New software directs members to AOL home page

The newly released AOL 6.0 promises to be the most comprehensive version yet, but America Online seems to have nixed one feature from its Web browser: a home page button.

Jim Hu Staff Writer, CNET News.com
Jim Hu
covers home broadband services and the Net's portal giants.
Jim Hu
4 min read
America Online's newly released AOL 6.0 promises to be the most comprehensive version yet, but the company seems to have nixed one feature from its Web browser: a home page button.

That means AOL subscribers cannot set their own default home pages when connecting to the Internet through the online service. Instead, members will begin surfing on AOL's Web page by default.

While AOL 6.0 users can still connect directly from the browser to different Internet sites, doing so requires a more cumbersome process than in previous versions of the software.

In the previous version of its proprietary service, AOL 5.0, members were easily able to change the default home page address in the service's browser. Although AOL.com automatically appeared when members launched their AOL Web browser, members could set a different default home page and visit it by clicking the "home" icon.

AOL has the largest population of Internet users. The company hit 25 million paid subscribers to its online service this week.

AOL's Web properties attract the largest number of visitors, according to Jupiter Media Metrix, largely because members automatically go to its Web page when they open an AOL Web browser. The company offers subscribers custom versions of Microsoft's Internet Explorer browser for Web surfing. Other versions of IE, and most other Web browsers, include home page buttons.

According to AOL, removing the home page icon was a way to make the service simpler for subscribers without limiting their preferences.

"What we did was we looked at the toolbar as a whole, and in that redesign, in that streamlining, we moved some things around," said Jeff Kimball, executive director at AOL. "And yes, it's not there."

Kimball added that through group testing, AOL discovered that members considered AOL's customary Welcome Screen as their home page. He added that members also wanted one-click access to any Web page and pointed out that AOL members can add icons to their toolbars that link directly to a Web site or an area in the online service.

When an AOL member visits a Web site, a heart icon appears in the upper right-hand corner of the page bar. That member can then drag the heart into the AOL toolbar, choose an icon, and label the link. Then, whenever that person clicks on the link, it goes directly to the site.

Although AOL views the move as a cosmetic tweak, critics are raising warning flags. As AOL inches toward closing its merger with Time Warner, competitors, legislators and regulators are voicing concerns that the combined company could unfairly use its power to wedge out rivals.

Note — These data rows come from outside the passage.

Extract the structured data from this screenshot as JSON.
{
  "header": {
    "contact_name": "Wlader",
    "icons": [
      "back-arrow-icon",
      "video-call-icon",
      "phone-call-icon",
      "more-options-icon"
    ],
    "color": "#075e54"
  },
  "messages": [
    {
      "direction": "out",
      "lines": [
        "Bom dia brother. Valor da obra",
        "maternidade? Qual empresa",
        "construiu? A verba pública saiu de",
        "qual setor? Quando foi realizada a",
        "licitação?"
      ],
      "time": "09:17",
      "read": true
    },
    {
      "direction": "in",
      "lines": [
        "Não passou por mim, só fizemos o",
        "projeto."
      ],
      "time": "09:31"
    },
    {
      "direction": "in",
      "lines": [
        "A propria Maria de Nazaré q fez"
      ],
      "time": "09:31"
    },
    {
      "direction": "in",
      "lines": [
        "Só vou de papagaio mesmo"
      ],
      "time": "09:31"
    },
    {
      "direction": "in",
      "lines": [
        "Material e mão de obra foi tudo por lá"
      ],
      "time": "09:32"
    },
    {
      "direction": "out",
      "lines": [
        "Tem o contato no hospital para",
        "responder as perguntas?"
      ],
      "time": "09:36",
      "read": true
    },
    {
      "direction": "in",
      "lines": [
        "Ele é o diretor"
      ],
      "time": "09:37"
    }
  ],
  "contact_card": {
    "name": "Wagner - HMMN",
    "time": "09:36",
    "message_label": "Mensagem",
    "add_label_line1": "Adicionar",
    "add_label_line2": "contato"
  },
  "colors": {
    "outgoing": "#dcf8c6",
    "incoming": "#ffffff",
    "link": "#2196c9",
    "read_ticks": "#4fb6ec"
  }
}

"This is an outrageous business tactic that goes to the heart of our concern about how AOL Time Warner will be a digital monopoly," said Jeffrey Chester, executive director of the Center for Media Education. "AOL and Time Warner want to become the new gatekeepers of the digital age, and we have to resist that."

Most of Chester's criticisms have centered on the combined company's control of cable systems. He believes the combination would create a disadvantage to content providers and rival Internet service providers. AOL Time Warner will control a vast array of content brands, such as CNN and Time Inc., while owning the nation's second-largest cable network.

Walt Disney, one of the most vocal opponents of the merger, has labeled AOL You've got
Time Warner a "walled garden," alleging it requires content partners such as Disney to disable links leading visitors out of the online service. AOL executives have denied Disney's allegations.

Disney on Wednesday released a filing to the Federal Communications Commission, one of the regulatory bodies set to rule on the AOL Time Warner merger, that said the combined company would have the ability to discriminate against content providers looking for carriage on the company's future interactive TV systems.

AOL also has come under criticism for requiring content partners to stop serving ads from competing ISPs on its service.

David E. Allen, an AOL 6.0 user, said in an email to CNET News.com that the new software puts limits on his choices as an Internet consumer.

"In my opinion, this is a very unfair method which AOL is using to drive traffic to their already popular www.AOL.COM site," Allen wrote. "Customers should not be forced to only have www.AOL.COM as their default browser home page."

But AOL's Kimball maintains that the new interface resulted from member feedback that showed AOL subscribers wanted fewer complications when using the service.

"Our members are pleased with our interface," he said. "It's something that came out of our research and out of our dialogue with our members."